All these experiments, show that HPCs form a threatening side-channel for the existing implementations of RSA-like public key ciphers and any such implementation which has branching statements conditioned on secret key bits are vulnerable to attacks exploiting branch misprediction information from HPCs. This side-channel should also be considered along with other well-known side-channels like timing, power, and faults. The information provided by the Performance Counters should be possibly computed to provide the user means to access the performance, without providing a mechanism to extract secret information.

8 Conclusion

This paper shows that HPCs, which are used as performance monitors (watchmen) in modern computer systems can be utilized to retrieve the secret keys by reasonably modelled adversaries.
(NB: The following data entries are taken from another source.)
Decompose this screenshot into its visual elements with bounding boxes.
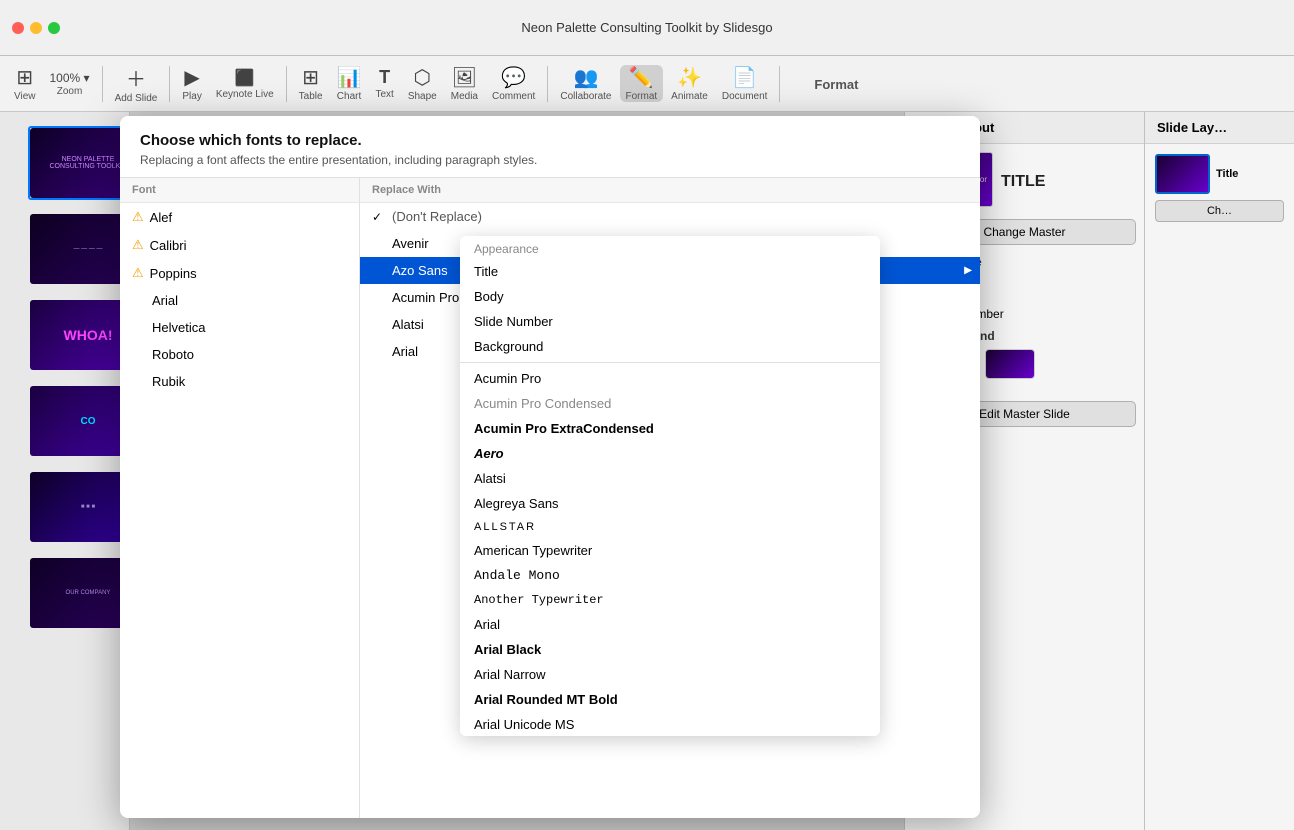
- acumin-pro-label: Acumin Pro: [392, 290, 459, 305]
- font-item-helvetica[interactable]: Helvetica: [120, 314, 359, 341]
- dialog-overlay: Choose which fonts to replace. Replacing…: [0, 56, 1294, 774]
- submenu-aero[interactable]: Aero: [460, 441, 880, 466]
- font-roboto-label: Roboto: [152, 347, 194, 362]
- font-item-calibri[interactable]: ⚠ Calibri: [120, 231, 359, 259]
- submenu-arial-black[interactable]: Arial Black: [460, 637, 880, 662]
- font-poppins-label: Poppins: [150, 266, 197, 281]
- font-item-arial[interactable]: Arial: [120, 287, 359, 314]
- azo-sans-submenu-arrow: ▶: [964, 265, 972, 276]
- submenu-acumin-pro[interactable]: Acumin Pro: [460, 366, 880, 391]
- alef-warning-icon: ⚠: [132, 209, 144, 225]
- calibri-warning-icon: ⚠: [132, 237, 144, 253]
- submenu-background[interactable]: Background: [460, 334, 880, 359]
- font-submenu: Appearance Title Body Slide Number Backg…: [460, 236, 880, 736]
- font-item-alef[interactable]: ⚠ Alef: [120, 203, 359, 231]
- dont-replace-check: ✓: [372, 210, 386, 224]
- submenu-arial-2[interactable]: Arial: [460, 612, 880, 637]
- close-button[interactable]: [12, 22, 24, 34]
- submenu-divider: [460, 362, 880, 363]
- avenir-label: Avenir: [392, 236, 429, 251]
- submenu-allstar[interactable]: ALLSTAR: [460, 516, 880, 538]
- submenu-arial-unicode-ms[interactable]: Arial Unicode MS: [460, 712, 880, 736]
- app-title: Neon Palette Consulting Toolkit by Slide…: [521, 20, 772, 35]
- submenu-another-typewriter[interactable]: Another Typewriter: [460, 588, 880, 612]
- replace-dont-replace[interactable]: ✓ (Don't Replace): [360, 203, 980, 230]
- submenu-title[interactable]: Title: [460, 259, 880, 284]
- window-controls[interactable]: [0, 22, 60, 34]
- submenu-body[interactable]: Body: [460, 284, 880, 309]
- submenu-american-typewriter[interactable]: American Typewriter: [460, 538, 880, 563]
- font-alef-label: Alef: [150, 210, 172, 225]
- font-helvetica-label: Helvetica: [152, 320, 205, 335]
- fullscreen-button[interactable]: [48, 22, 60, 34]
- dialog-title: Choose which fonts to replace.: [140, 132, 960, 149]
- dialog-header: Choose which fonts to replace. Replacing…: [120, 116, 980, 178]
- font-rubik-label: Rubik: [152, 374, 185, 389]
- titlebar: Neon Palette Consulting Toolkit by Slide…: [0, 0, 1294, 56]
- font-item-roboto[interactable]: Roboto: [120, 341, 359, 368]
- replace-column-header: Replace With: [360, 178, 980, 203]
- submenu-alegreya-sans[interactable]: Alegreya Sans: [460, 491, 880, 516]
- dialog-subtitle: Replacing a font affects the entire pres…: [140, 153, 960, 167]
- submenu-acumin-pro-condensed[interactable]: Acumin Pro Condensed: [460, 391, 880, 416]
- font-column-header: Font: [120, 178, 359, 203]
- submenu-andale-mono[interactable]: Andale Mono: [460, 563, 880, 588]
- font-item-rubik[interactable]: Rubik: [120, 368, 359, 395]
- font-calibri-label: Calibri: [150, 238, 187, 253]
- font-item-poppins[interactable]: ⚠ Poppins: [120, 259, 359, 287]
- submenu-slide-number[interactable]: Slide Number: [460, 309, 880, 334]
- font-arial-label: Arial: [152, 293, 178, 308]
- azo-sans-label: Azo Sans: [392, 263, 448, 278]
- alatsi-label: Alatsi: [392, 317, 424, 332]
- submenu-arial-narrow[interactable]: Arial Narrow: [460, 662, 880, 687]
- submenu-alatsi[interactable]: Alatsi: [460, 466, 880, 491]
- font-list-panel: Font ⚠ Alef ⚠ Calibri ⚠ Poppins: [120, 178, 360, 818]
- minimize-button[interactable]: [30, 22, 42, 34]
- dont-replace-label: (Don't Replace): [392, 209, 482, 224]
- arial-replace-label: Arial: [392, 344, 418, 359]
- font-list-items: ⚠ Alef ⚠ Calibri ⚠ Poppins Arial: [120, 203, 359, 818]
- submenu-arial-rounded-mt-bold[interactable]: Arial Rounded MT Bold: [460, 687, 880, 712]
- poppins-warning-icon: ⚠: [132, 265, 144, 281]
- submenu-acumin-pro-extracondensed[interactable]: Acumin Pro ExtraCondensed: [460, 416, 880, 441]
- submenu-appearance-section: Appearance: [460, 236, 880, 259]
The attack that we illustrate exploit the characteristics of branch predictor and show formally that the leakage of the key increases with the ability of the attacker to model the predictor more accurately. The experimental results clearly present the correct identification of the secret bits of 1024 bit RSA running on real life Intel platforms. We follow by a claim that branch misses from HPCs are indeed more significant side-channel compared to timing. For future work these experiments should be widened to model secure predictors which will inherently prevent information leakage.